WALL STREET BORSA NEW YORK STOCK EXCHANGE
La campanella di inizio contrattazioni suona a festa a Wall Street, dove già nel pre-mercato gli indici segnano rialzi decisi. La Borsa americana conferma la sua simpatia per i repubblicani, e malgrado i volumi di scambi e, alla fine, guadagni contenuti, al Nyse si percepisce un diffuso senso di soddisfazione. «È la testimonianza di come l’America si senta in questo momento, di come percepisca la situazione economica, la leadership, i passati sei anni e se stessa».

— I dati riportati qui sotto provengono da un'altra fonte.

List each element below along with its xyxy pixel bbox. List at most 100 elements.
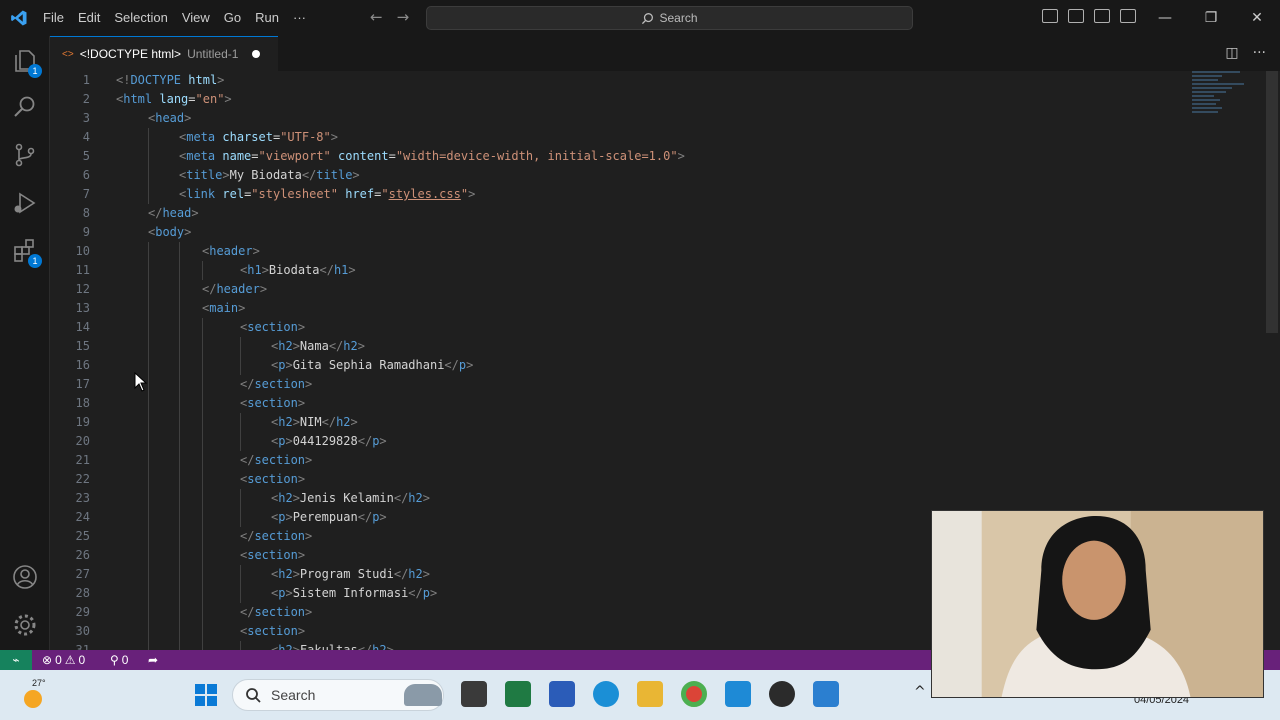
code-line[interactable]: 7 <link rel="stylesheet" href="styles.css… [50, 185, 1190, 204]
problems-indicator[interactable]: ⊗ 0 ⚠ 0 [42, 653, 85, 667]
command-center-search[interactable]: Search [426, 6, 913, 30]
unsaved-dot-icon[interactable] [252, 50, 261, 58]
more-actions-icon[interactable]: ··· [1253, 45, 1266, 61]
indent-guide [240, 641, 241, 650]
code-line[interactable]: 22 <section> [50, 470, 1190, 489]
menu-file[interactable]: File [43, 10, 64, 25]
recorder-app-icon[interactable] [769, 681, 795, 707]
code-line[interactable]: 4 <meta charset="UTF-8"> [50, 128, 1190, 147]
indent-guide [148, 546, 149, 565]
indent-guide [148, 166, 149, 185]
indent-guide [202, 432, 203, 451]
code-line[interactable]: 21 </section> [50, 451, 1190, 470]
run-debug-icon[interactable] [12, 190, 38, 216]
weather-widget[interactable]: 27° [20, 678, 52, 712]
vscode-logo-icon [11, 10, 27, 26]
restore-icon[interactable]: ❐ [1188, 0, 1234, 36]
code-line[interactable]: 3 <head> [50, 109, 1190, 128]
split-editor-icon[interactable]: ◫ [1225, 45, 1238, 61]
menu-run[interactable]: Run [255, 10, 279, 25]
notepad-icon[interactable] [813, 681, 839, 707]
code-line[interactable]: 15 <h2>Nama</h2> [50, 337, 1190, 356]
code-line[interactable]: 19 <h2>NIM</h2> [50, 413, 1190, 432]
vscode-taskbar-icon[interactable] [725, 681, 751, 707]
code-token: h2 [278, 491, 293, 505]
code-line[interactable]: 6 <title>My Biodata</title> [50, 166, 1190, 185]
indent-guide [179, 527, 180, 546]
code-token: > [305, 377, 313, 391]
toggle-secondary-sidebar-icon[interactable] [1094, 9, 1110, 23]
line-number: 15 [75, 339, 90, 353]
customize-layout-icon[interactable] [1120, 9, 1136, 23]
minimap[interactable] [1192, 71, 1256, 131]
window-controls: — ❐ ✕ [1142, 0, 1280, 36]
editor-scrollbar[interactable] [1266, 71, 1278, 333]
code-line[interactable]: 23 <h2>Jenis Kelamin</h2> [50, 489, 1190, 508]
code-text: <p>Sistem Informasi</p> [271, 584, 437, 603]
file-explorer-icon[interactable] [637, 681, 663, 707]
code-line[interactable]: 12 </header> [50, 280, 1190, 299]
code-text: <link rel="stylesheet" href="styles.css"… [179, 185, 475, 204]
line-number: 3 [82, 111, 90, 125]
code-line[interactable]: 17 </section> [50, 375, 1190, 394]
code-token: "width=device-width, initial-scale=1.0" [395, 149, 678, 163]
word-icon[interactable] [549, 681, 575, 707]
toggle-primary-sidebar-icon[interactable] [1042, 9, 1058, 23]
windows-start-icon[interactable] [194, 683, 218, 707]
menu-go[interactable]: Go [224, 10, 241, 25]
code-line[interactable]: 18 <section> [50, 394, 1190, 413]
code-token: </ [357, 643, 373, 650]
code-line[interactable]: 2 <html lang="en"> [50, 90, 1190, 109]
remote-indicator-icon[interactable]: ⌁ [0, 650, 32, 670]
line-number: 7 [82, 187, 90, 201]
code-line[interactable]: 9 <body> [50, 223, 1190, 242]
toggle-panel-icon[interactable] [1068, 9, 1084, 23]
code-line[interactable]: 11 <h1>Biodata</h1> [50, 261, 1190, 280]
close-icon[interactable]: ✕ [1234, 0, 1280, 36]
code-line[interactable]: 5 <meta name="viewport" content="width=de… [50, 147, 1190, 166]
manage-gear-icon[interactable] [12, 612, 38, 638]
code-token: > [297, 548, 306, 562]
menu-edit[interactable]: Edit [78, 10, 100, 25]
indent-guide [202, 508, 203, 527]
tray-chevron-icon[interactable]: ^ [914, 684, 926, 700]
indent-guide [179, 432, 180, 451]
accounts-icon[interactable] [12, 564, 38, 590]
code-token: > [422, 567, 430, 581]
indent-guide [148, 356, 149, 375]
explorer-icon[interactable]: 1 [12, 48, 42, 78]
minimize-icon[interactable]: — [1142, 0, 1188, 36]
edge-icon[interactable] [593, 681, 619, 707]
source-control-icon[interactable] [12, 142, 38, 168]
code-line[interactable]: 14 <section> [50, 318, 1190, 337]
excel-icon[interactable] [505, 681, 531, 707]
code-token: title [316, 168, 353, 182]
search-sidebar-icon[interactable] [12, 94, 38, 120]
menu-selection[interactable]: Selection [114, 10, 167, 25]
error-count: 0 [55, 653, 62, 667]
chrome-icon[interactable] [681, 681, 707, 707]
menu-view[interactable]: View [182, 10, 210, 25]
editor-tab[interactable]: <> <!DOCTYPE html> Untitled-1 [50, 36, 278, 71]
code-line[interactable]: 10 <header> [50, 242, 1190, 261]
extensions-icon[interactable]: 1 [12, 238, 42, 268]
code-line[interactable]: 20 <p>044129828</p> [50, 432, 1190, 451]
menu-more[interactable]: ··· [293, 10, 306, 25]
forward-arrow-icon[interactable]: → [397, 8, 410, 26]
ports-indicator[interactable]: ⚲ 0 [110, 653, 128, 667]
line-number: 1 [82, 73, 90, 87]
code-line[interactable]: 16 <p>Gita Sephia Ramadhani</p> [50, 356, 1190, 375]
code-text: <meta name="viewport" content="width=dev… [179, 147, 685, 166]
tab-filename: <!DOCTYPE html> [79, 47, 182, 61]
code-text: <h2>Fakultas</h2> [271, 641, 394, 650]
code-line[interactable]: 13 <main> [50, 299, 1190, 318]
code-token: 044129828 [292, 434, 358, 448]
line-number: 5 [82, 149, 90, 163]
live-share-icon[interactable]: ➦ [148, 653, 158, 667]
code-line[interactable]: 1 <!DOCTYPE html> [50, 71, 1190, 90]
back-arrow-icon[interactable]: ← [370, 8, 383, 26]
code-token: Fakultas [299, 643, 358, 650]
task-view-icon[interactable] [461, 681, 487, 707]
code-line[interactable]: 8 </head> [50, 204, 1190, 223]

A parlare è Kenneth Polcari, di O’Neil Securities, un veterano di Wall Street. Gli indicatori macro ci raccontano un’America in salute, allora perché questo ribaltone? «I progressi compiuti hanno giovato alla finanza e alle grandi corporation, ma non a Main Street, alle piccole medie imprese e ai cittadini comuni».
Il messaggio è chiaro: «Gli americani sono stanchi dell’incapacità di Congresso e Casa Bianca di fare qualcosa di sostanziale per la gente, la classe media sta messa peggio di sei anni fa, il livello di salari e stipendi è stagnante, c’è un senso di disgusto e ciò spiega questa mobilitazione della base».

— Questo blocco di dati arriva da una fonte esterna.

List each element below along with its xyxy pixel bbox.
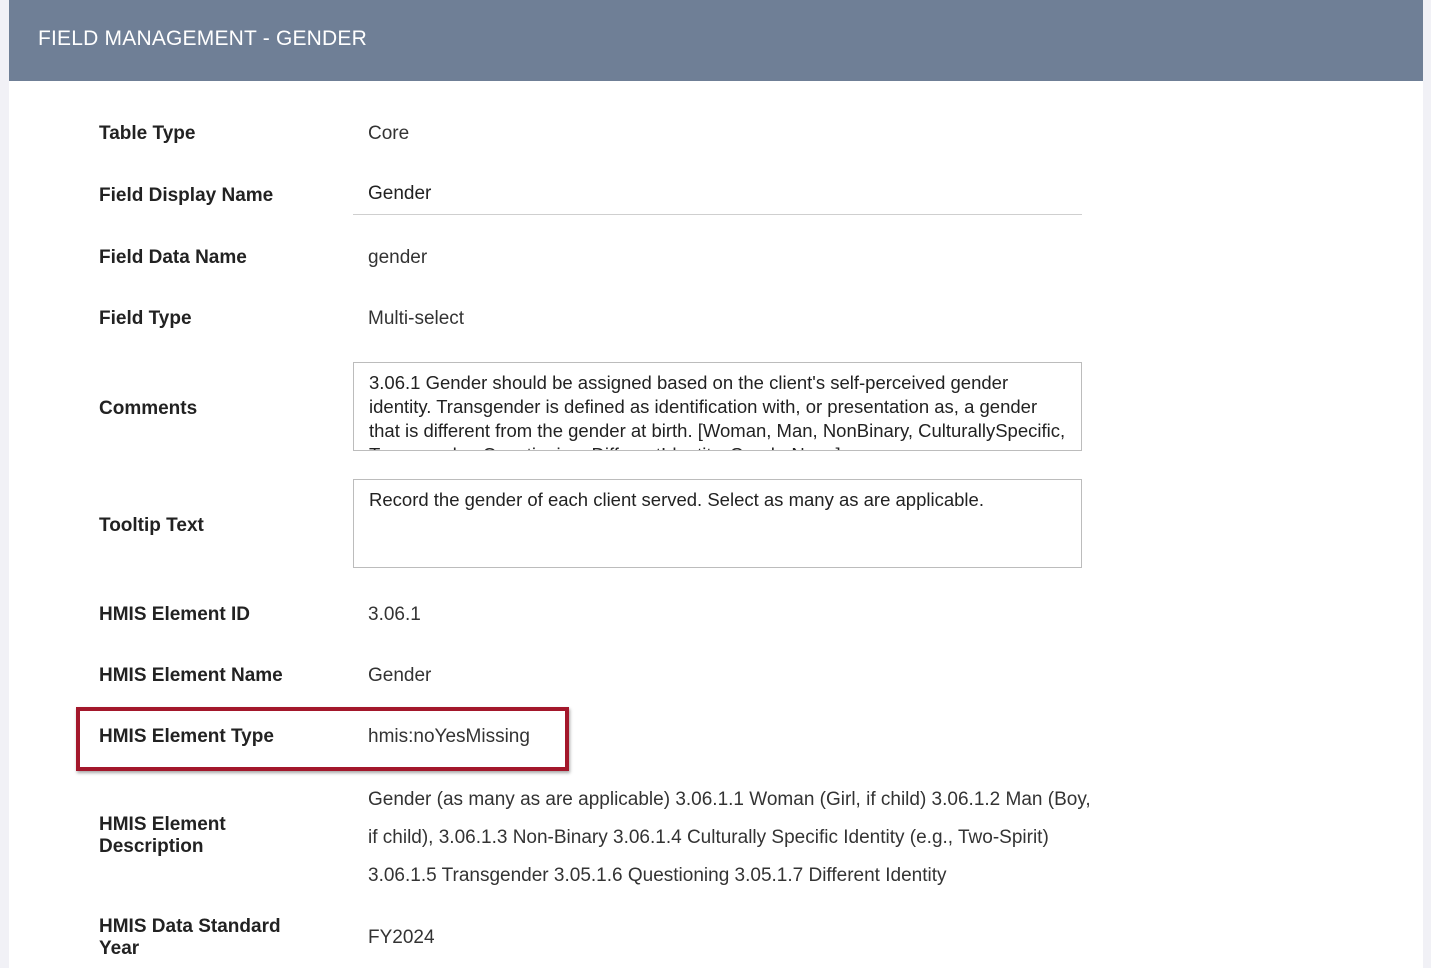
comments-textarea[interactable]: 3.06.1 Gender should be assigned based o… — [353, 362, 1082, 451]
field-data-name-value: gender — [368, 247, 428, 268]
field-type-label: Field Type — [99, 308, 192, 329]
field-type-value: Multi-select — [368, 308, 465, 329]
hmis-element-name-value: Gender — [368, 665, 432, 686]
table-type-label: Table Type — [99, 123, 196, 144]
panel-header: FIELD MANAGEMENT - GENDER — [9, 0, 1423, 81]
hmis-element-name-label: HMIS Element Name — [99, 665, 283, 686]
hmis-data-standard-year-label: HMIS Data Standard Year — [99, 916, 281, 959]
hmis-data-standard-year-value: FY2024 — [368, 927, 435, 948]
field-management-panel: FIELD MANAGEMENT - GENDER Table Type Cor… — [9, 0, 1423, 968]
hmis-element-description-value: Gender (as many as are applicable) 3.06.… — [368, 789, 1091, 886]
tooltip-text-label: Tooltip Text — [99, 515, 204, 536]
table-type-value: Core — [368, 123, 410, 144]
comments-label: Comments — [99, 398, 198, 419]
hmis-element-id-value: 3.06.1 — [368, 604, 421, 625]
field-display-name-value: Gender — [368, 183, 432, 204]
highlight-box — [76, 707, 569, 771]
field-display-name-label: Field Display Name — [99, 185, 274, 206]
page-title: FIELD MANAGEMENT - GENDER — [38, 27, 367, 50]
tooltip-text-textarea[interactable]: Record the gender of each client served.… — [353, 479, 1082, 568]
hmis-element-description-label: HMIS Element Description — [99, 814, 226, 857]
hmis-element-id-label: HMIS Element ID — [99, 604, 250, 625]
field-display-name-input[interactable]: Gender — [353, 178, 1082, 215]
field-data-name-label: Field Data Name — [99, 247, 247, 268]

Ed ora cosa dobbiamo aspettarci? «La storia insegna che tutte le volte che ci sono un Congresso repubblicano e un Presidente democratico si registrano rally dei listini tra il 12 e il 15% nei sei mesi successivi al voto», prosegue Polcari, indicando in finanza, tecnologia ed energia i settori con maggiori potenzialità di crescita. Sulla stessa linea è Arthur D. Cashin, numero uno di Ubs e grande vecchio del Nyse, «colui che tutto ha visto e che tutto sa».
«Dopo il Midterm di solito andiamo alti - dice - poi c’è un altro aspetto, l’anno prossimo è il 2015 e gli anni che terminano in cinque sono sovente quelli del Toro». Cashin vede nel comparto Difesa il grande avvantaggiato del voto di martedì: «Boeing e Lockheed Martin saranno i primi a beneficiare del probabile aumento delle spese militari dei repubblicani». Ci sono però dei punti d’ombra per il guru di Ubs, ad esempio «il rischio di pressioni di alcuni repubblicani, come Rand Paul, sulla Fed di Janet Yellen, per un aumento più veloce dei tassi di interesse, o la tentazione di ritorsioni, «come inchieste sull’operato del Fisco, o ad esempio su quanto accaduto a Bengasi, mosse che acuirebbero le tensioni».
Insomma molto dipende dalla voglia di cooperare, perché non è detto che un Congresso repubblicano e una Casa Bianca democratica portino allo stallo. «Il punto è l’attitudine - sottolinea Polcari -. Obama è negli ultimi due anni di mandato, e non penso che voglia andarsene con la reputazione di ostruzionista ideologico, specie per uno come lui che ha fatto la storia, penso che sarà piuttosto conciliatore».
Anche Cashin esorcizza lo scenario della paralisi, e torna indietro di venti anni: «Con Bill Clinton presidente, e una Camera e un Senato blindantissimi dai repubblicani, il Paese ha conosciuto uno dei periodi più prosperi della storia: oggi come allora è tutta questione di triangolazioni».